The shots I managed to get in those now-famous Back Bowls with only two or three skiers and me back there became legendary. Everyone who lived in or near Vail at that time was so busy I had to have skiers drive over every day from Aspen to enjoy the powder. Bob Smith, who was yet to invent his famous goggles, and Starr Walton from Donner Summit carved out some wonderful tracks. The town consisted of Bridge Street and a gondola building, a lodge and a restaurant. I think it had just 42 rooms. Seven months later, when I showed the first movies of Vail in my narration, I said, “Get out here and buy some of this land because they are not going to make any more of it.” Several of the people in my audience made the trip, bought property, started a business and lived out the rest of their lives in Vail.

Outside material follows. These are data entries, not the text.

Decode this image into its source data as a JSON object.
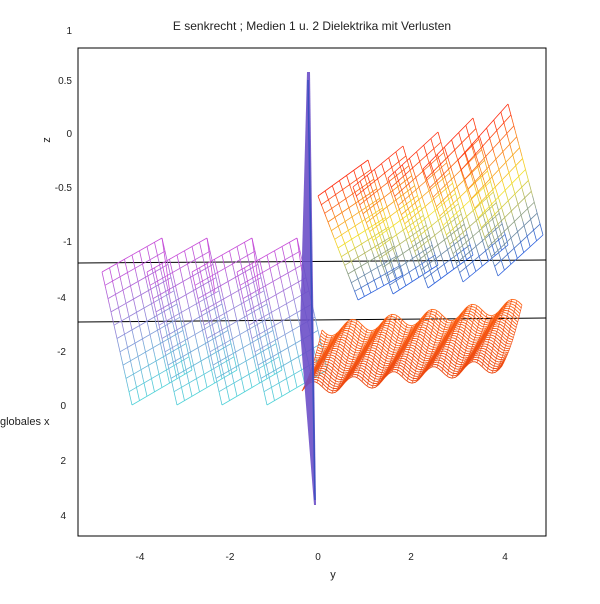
{
  "title": "E senkrecht ;  Medien 1 u. 2 Dielektrika mit Verlusten",
  "axes": {
    "y_label": "y",
    "z_label": "z",
    "x_label": "globales x",
    "bottom_ticks": [
      "-4",
      "-2",
      "0",
      "2",
      "4"
    ],
    "left_top_ticks": [
      "1",
      "0.5",
      "0",
      "-0.5",
      "-1"
    ],
    "left_bottom_ticks": [
      "-4",
      "-2",
      "0",
      "2",
      "4"
    ]
  },
  "colors": {
    "incident": "#c84bd8",
    "incident_low": "#4fd3d8",
    "reflected_high": "#ff2a10",
    "reflected_mid": "#f4e22a",
    "reflected_low": "#2a60e0",
    "interface": "#6b4fc8",
    "bottom_surface": "#ff6a1a"
  }
}
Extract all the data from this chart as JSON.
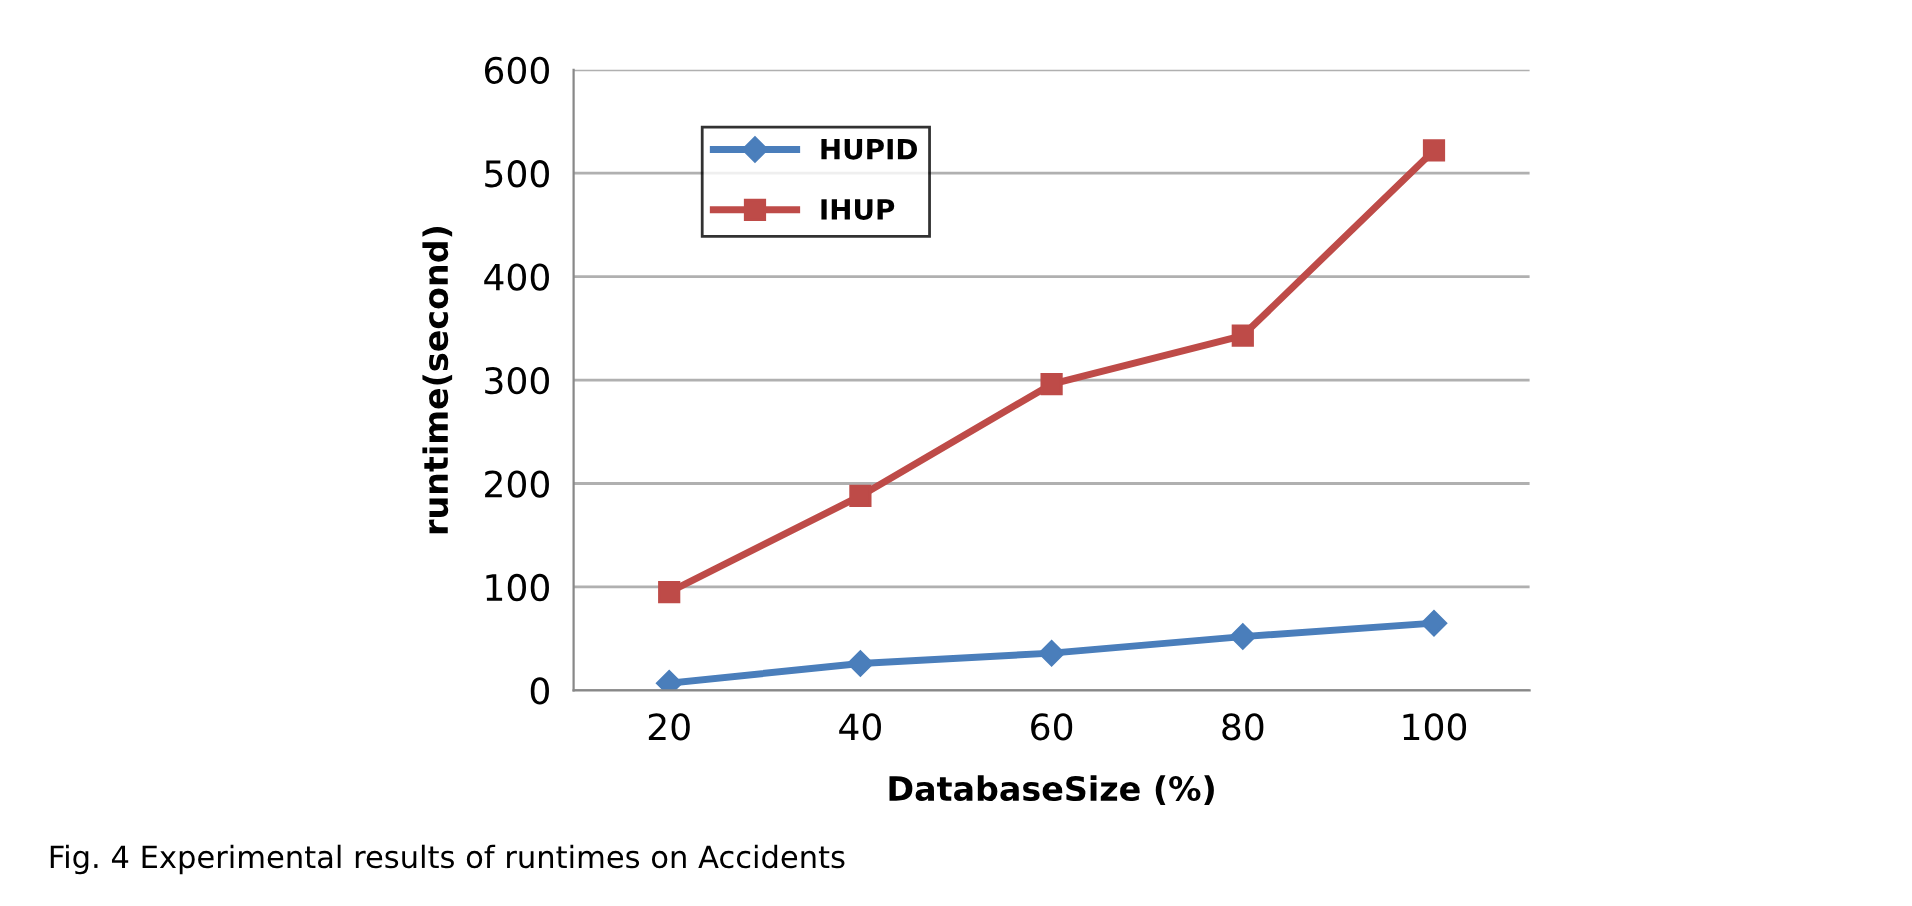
{
  "chart_data": {
    "type": "line",
    "categories": [
      "20",
      "40",
      "60",
      "80",
      "100"
    ],
    "series": [
      {
        "name": "HUPID",
        "color": "#4a7ebb",
        "marker": "diamond",
        "values": [
          7,
          26,
          36,
          52,
          65
        ]
      },
      {
        "name": "IHUP",
        "color": "#be4b48",
        "marker": "square",
        "values": [
          95,
          188,
          296,
          343,
          522
        ]
      }
    ],
    "xlabel": "DatabaseSize (%)",
    "ylabel": "runtime(second)",
    "ylim": [
      0,
      600
    ],
    "yticks": [
      0,
      100,
      200,
      300,
      400,
      500,
      600
    ],
    "grid": "y",
    "legend": "top left",
    "annotations": [
      "Fig. 4 Experimental results of runtimes on Accidents"
    ]
  }
}
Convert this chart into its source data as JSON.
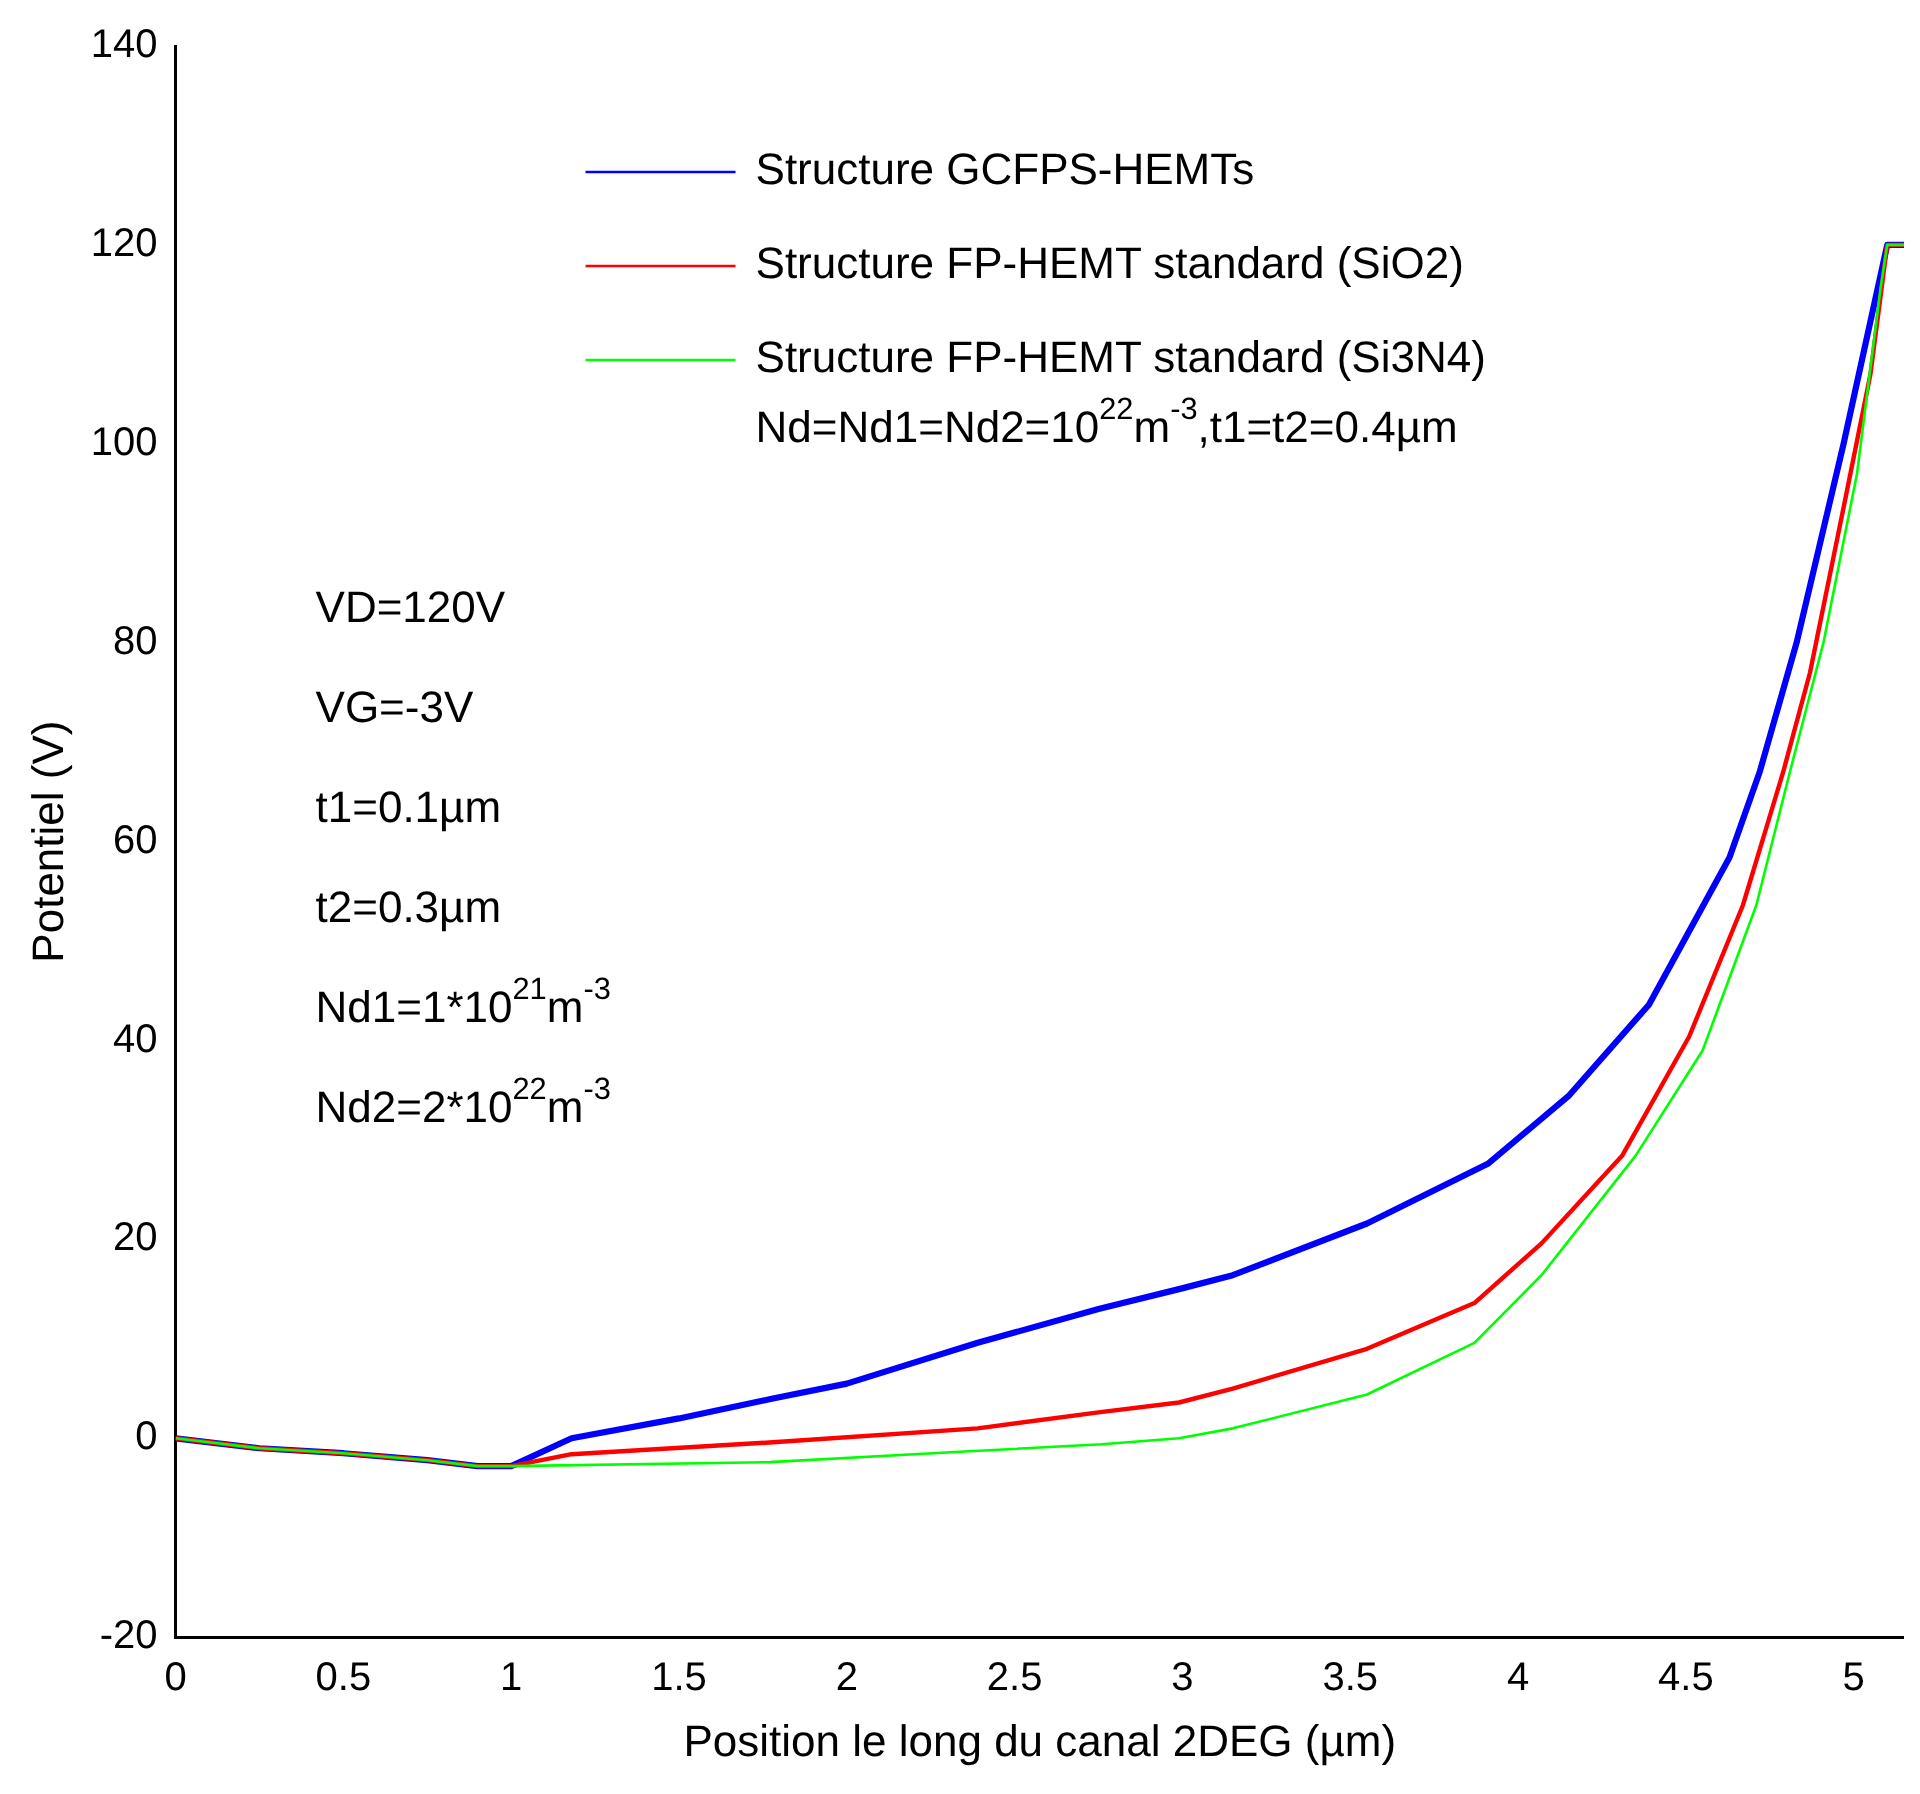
{
  "chart_data": {
    "type": "line",
    "xlabel": "Position le long du canal 2DEG (µm)",
    "ylabel": "Potentiel (V)",
    "xlim": [
      0,
      5.15
    ],
    "xticks": [
      0,
      0.5,
      1,
      1.5,
      2,
      2.5,
      3,
      3.5,
      4,
      4.5,
      5
    ],
    "ylim": [
      -20,
      140
    ],
    "yticks": [
      -20,
      0,
      20,
      40,
      60,
      80,
      100,
      120,
      140
    ],
    "grid": false,
    "legend": "top",
    "line_style": "solid",
    "marker": "none",
    "series": [
      {
        "name": "Structure GCFPS-HEMTs",
        "color": "#0000ff",
        "x": [
          0,
          0.25,
          0.5,
          0.75,
          0.9,
          1.0,
          1.18,
          1.5,
          1.78,
          2.0,
          2.39,
          2.75,
          2.99,
          3.15,
          3.55,
          3.91,
          4.15,
          4.39,
          4.63,
          4.72,
          4.83,
          4.97,
          5.1,
          5.15
        ],
        "values": [
          0,
          -1,
          -1.5,
          -2.2,
          -2.8,
          -2.8,
          0,
          2,
          4,
          5.5,
          9.6,
          13,
          15,
          16.4,
          21.6,
          27.6,
          34.4,
          43.6,
          58.4,
          67,
          80,
          100,
          120,
          120
        ]
      },
      {
        "name": "Structure FP-HEMT standard (SiO2)",
        "color": "#ff0000",
        "x": [
          0,
          0.25,
          0.5,
          0.75,
          0.9,
          1.0,
          1.18,
          1.78,
          2.39,
          2.75,
          2.99,
          3.15,
          3.55,
          3.87,
          4.07,
          4.31,
          4.51,
          4.67,
          4.79,
          4.87,
          4.97,
          5.05,
          5.1,
          5.15
        ],
        "values": [
          0,
          -1,
          -1.5,
          -2.2,
          -2.8,
          -2.8,
          -1.6,
          -0.4,
          1,
          2.6,
          3.6,
          5,
          9,
          13.6,
          19.6,
          28.4,
          40.4,
          53.6,
          67,
          77,
          93.6,
          107,
          120,
          120
        ]
      },
      {
        "name": "Structure FP-HEMT standard (Si3N4)",
        "color": "#00ff00",
        "x": [
          0,
          0.25,
          0.5,
          0.75,
          0.9,
          1.0,
          1.77,
          2.31,
          2.76,
          2.99,
          3.15,
          3.55,
          3.87,
          4.07,
          4.35,
          4.55,
          4.71,
          4.81,
          4.91,
          5.01,
          5.08,
          5.1,
          5.15
        ],
        "values": [
          0,
          -1,
          -1.5,
          -2.2,
          -2.8,
          -2.8,
          -2.4,
          -1.4,
          -0.6,
          0,
          1,
          4.4,
          9.6,
          16.4,
          28.4,
          39,
          53.6,
          67,
          80,
          97,
          115.6,
          120,
          120
        ]
      }
    ],
    "annotations": [
      "Nd=Nd1=Nd2=10$^{22}$m$^{-3}$,t1=t2=0.4µm",
      "VD=120V",
      "VG=-3V",
      "t1=0.1µm",
      "t2=0.3µm",
      "Nd1=1*10$^{21}$m$^{-3}$",
      "Nd2=2*10$^{22}$m$^{-3}$"
    ]
  }
}
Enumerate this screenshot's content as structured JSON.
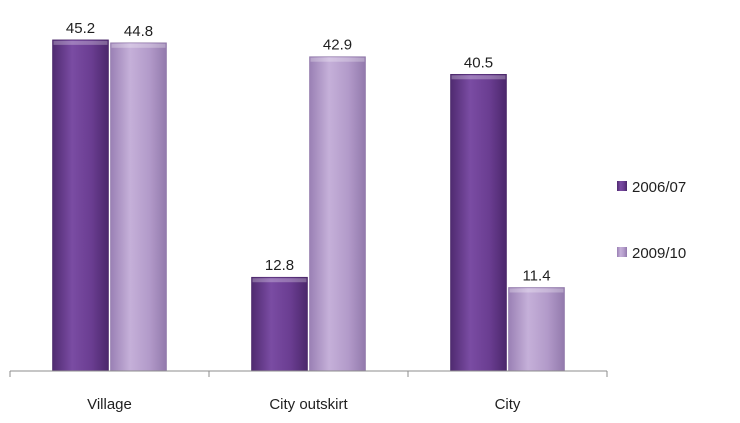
{
  "chart_data": {
    "type": "bar",
    "title": "",
    "xlabel": "",
    "ylabel": "",
    "ylim": [
      0,
      46
    ],
    "categories": [
      "Village",
      "City outskirt",
      "City"
    ],
    "series": [
      {
        "name": "2006/07",
        "values": [
          45.2,
          12.8,
          40.5
        ],
        "labels": [
          "45.2",
          "12.8",
          "40.5"
        ],
        "color": "#6a3d91"
      },
      {
        "name": "2009/10",
        "values": [
          44.8,
          42.9,
          11.4
        ],
        "labels": [
          "44.8",
          "42.9",
          "11.4"
        ],
        "color": "#b29ac9"
      }
    ],
    "legend_position": "right",
    "grid": false
  }
}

Some of our friends who we knew from Vail have recently been skiing with us in Montana and it was great to reminisce about those good old days. They have lived their entire adult lives in the Vail Valley and their parents are still upset with them because they left the city after college and found freedom in the mountains on a pair of skis.
And here we are after more than 50 years of all of these people still being called “ski bums” by their friends who stayed in the city and were afraid to move to the mountains because of their parents.
One friend moved there to paint houses. But in the early days there were not enough houses to paint so he started selling real estate and found it was easy to sell from the seat of a chair lift. He became a very wealthy man and followed his ski tips from one real estate deal to the next.
To help build Vail they were selling vacant lots adjacent to the lodge for $10,000 and they threw in two lifetime ski lift passes. Crowds have continued to grow since that epic day the first winter when they sold eight lift tickets.
Now skiers come to Vail from all over the world. They come to enjoy the end result of a lot of pioneers who carved out this Vail Valley into a long thin group of cities that cling to the lifeline that is I-70. Most of them contribute to the payroll for the thousands of people who work for Vail Associates or have chosen to build their own businesses between powder snow days in the winter and trout fishing and mountain biking days in the summer.
If it was not for Pete Siebert, Bob Parker and Earl Eaton and all of those other pioneers who created so many other great ski resorts, the residents and workers would be in a commuting line in front of you every morning in some nameless city somewhere where the flat earth society lives and prospers without freedom year in and year out.
What are you going to do with the rest of your life?